The occurrence of treatment-related severe adverse events and deaths was higher with Opdivo plus chemotherapy (58%) than with the placebo plus chemotherapy (49%).
In the KEYNOTE 590 study (NCT03189719), researchers compared Keytruda with or without chemotherapy as a first-line treatment for people with unresectable locally advanced or metastatic esophageal adenocarcinoma or esophageal squamous cell carcinoma (ESCC) or Siewert type 1 esophagogastric junction cancer.
Ken Kato, MD, PhD, of the National Cancer Center Hospital in Tokyo, Japan, and colleagues included 749 participants (83% men), half of whom were randomly selected to receive Keytruda plus chemotherapy.

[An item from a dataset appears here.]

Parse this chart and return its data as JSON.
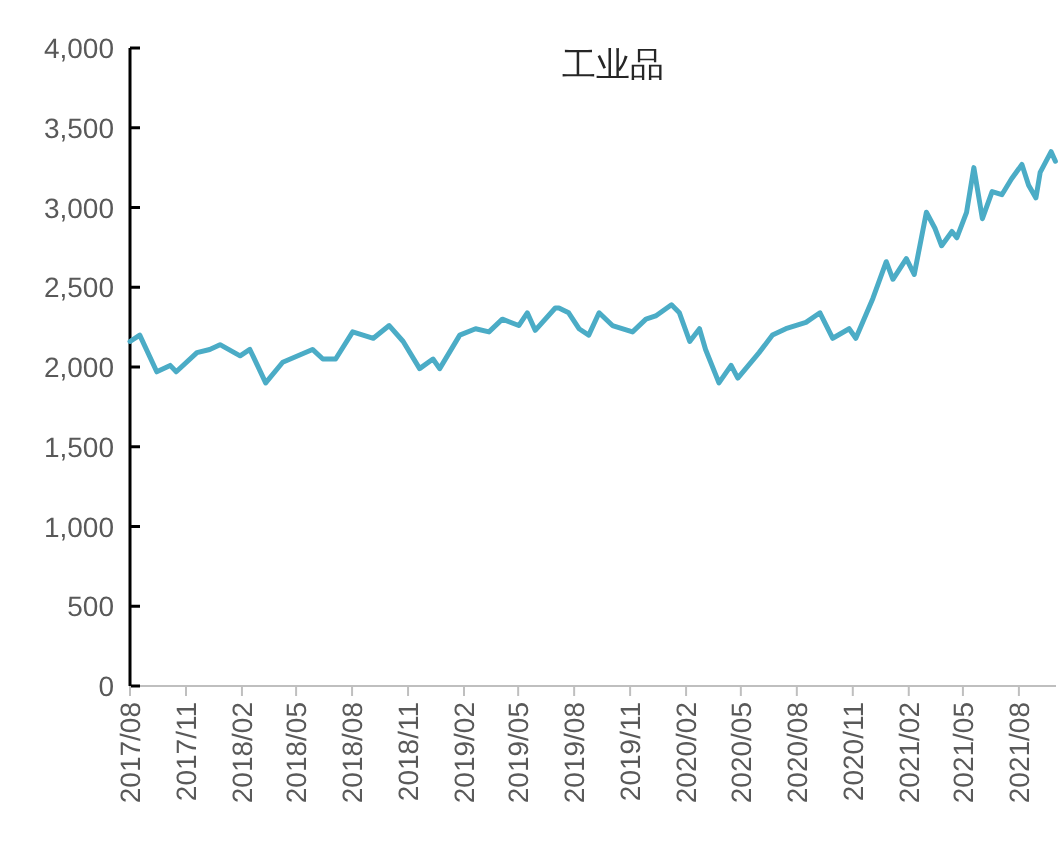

The study demonstrated an improvement in overall survival in the study population as a whole, in those with ESCC (73% of the population) and in those with a CPS or 10 or more. In the full population, the median overall survival was 12.4 months in the Keytruda group versus 9.8 months in the chemotherapy group, a 27% improvement.

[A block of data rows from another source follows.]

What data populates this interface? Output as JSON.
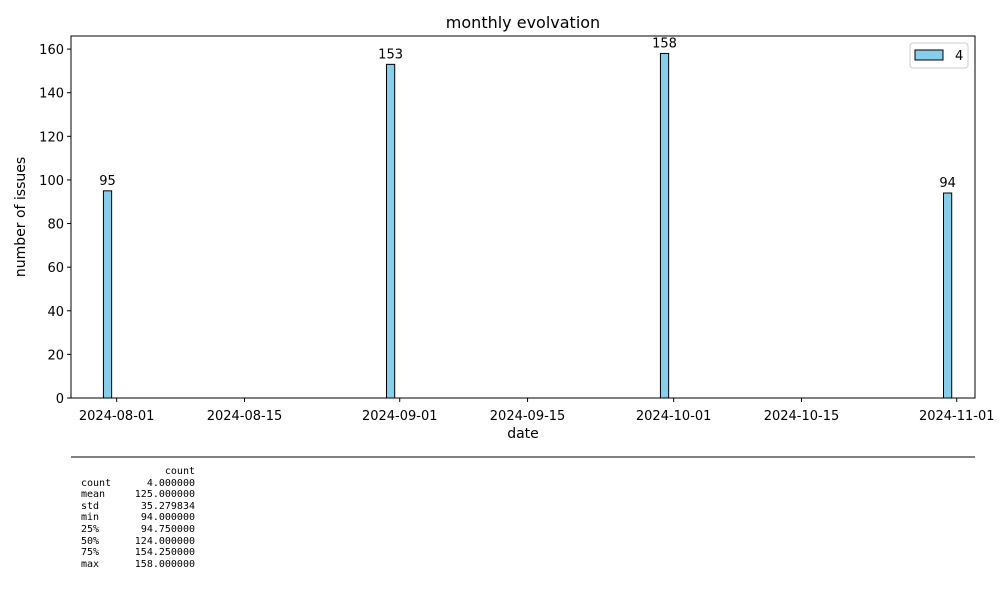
{
  "chart_data": {
    "type": "bar",
    "title": "monthly evolvation",
    "xlabel": "date",
    "ylabel": "number of issues",
    "x": [
      "2024-07-31",
      "2024-08-31",
      "2024-09-30",
      "2024-10-31"
    ],
    "series": [
      {
        "name": "4",
        "values": [
          95,
          153,
          158,
          94
        ]
      }
    ],
    "data_labels": [
      "95",
      "153",
      "158",
      "94"
    ],
    "xlim": [
      "2024-07-27",
      "2024-11-03"
    ],
    "ylim": [
      0,
      166
    ],
    "x_ticks": [
      "2024-08-01",
      "2024-08-15",
      "2024-09-01",
      "2024-09-15",
      "2024-10-01",
      "2024-10-15",
      "2024-11-01"
    ],
    "y_ticks": [
      0,
      20,
      40,
      60,
      80,
      100,
      120,
      140,
      160
    ],
    "grid": false,
    "legend_position": "top-right",
    "colors": {
      "bar_fill": "#87ceeb",
      "bar_edge": "#000000"
    }
  },
  "stats": {
    "header": "count",
    "rows": [
      {
        "label": "count",
        "value": "4.000000"
      },
      {
        "label": "mean",
        "value": "125.000000"
      },
      {
        "label": "std",
        "value": "35.279834"
      },
      {
        "label": "min",
        "value": "94.000000"
      },
      {
        "label": "25%",
        "value": "94.750000"
      },
      {
        "label": "50%",
        "value": "124.000000"
      },
      {
        "label": "75%",
        "value": "154.250000"
      },
      {
        "label": "max",
        "value": "158.000000"
      }
    ]
  }
}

In participants with tumors having a CPS of 10 or more, the median overall survival was 13.5 months in the Keytruda group versus 9.4 months in the chemotherapy group. In people with ESCC with a CPS of 10 or more, the median overall survival was 13.9 months versus 8.8 months, respectively.
Keytruda plus chemotherapy also significantly improved progression-free survival by 35% in the population as a whole. Across the study and in the subgroup with ESCC, the median PFS was 6.3 months in the combination arm compared with 5.8 months in the chemotherapy arm. Among those whose tumors had a CPS of 10 or more, median PFS was 7.5 months and 5.5 months, respectively.

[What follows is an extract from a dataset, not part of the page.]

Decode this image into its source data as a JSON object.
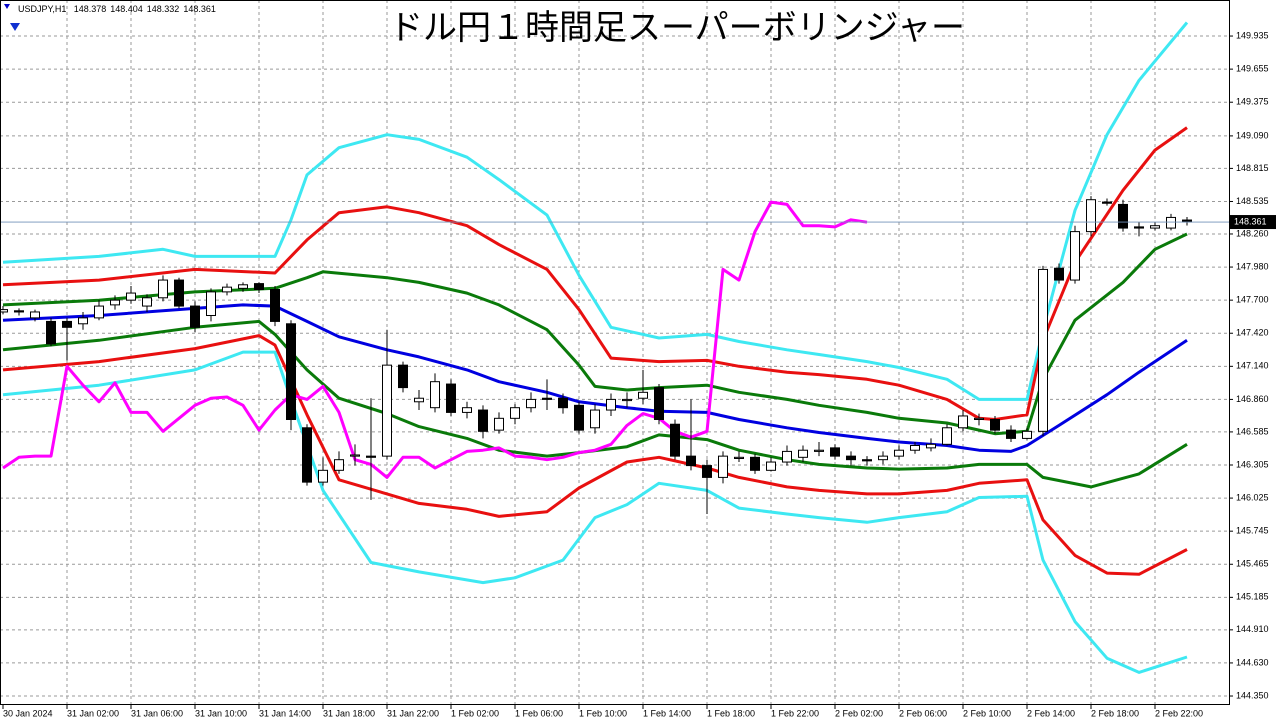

“In KEYNOTE-590, with a 27% reduction in the risk of death, the results show Keytruda has the potential to change the current treatment paradigm for the first-line treatment of patients with locally advanced and unresectable or metastatic esophageal or esophagogastric junction cancer,” Kato said in a press release.
“Pembrolizumab plus chemotherapy should be a new standard of care as first-line therapy in patients with locally advanced unresectable or metastatic esophageal cancer,” study coauthor Peter Enzinger, MD, of the Dana-Farber Cancer Institute in Boston, said at a press conference.
Discontinuation due to treatment-related adverse events occurred in 20% of people on combination therapy and 12% of those on chemotherapy alone. There were nine treatment-related deaths in the Keytruda arm and five in the chemotherapy arm.
In conclusion, “The results of these trials offer oncologists new treatment options,“ said Al-Batran. ”In the first-line setting, there is a clear change of our standard of care, in which patients with high PD-L1 expression will be candidates for immune checkpoint inhibitors plus chemotherapy."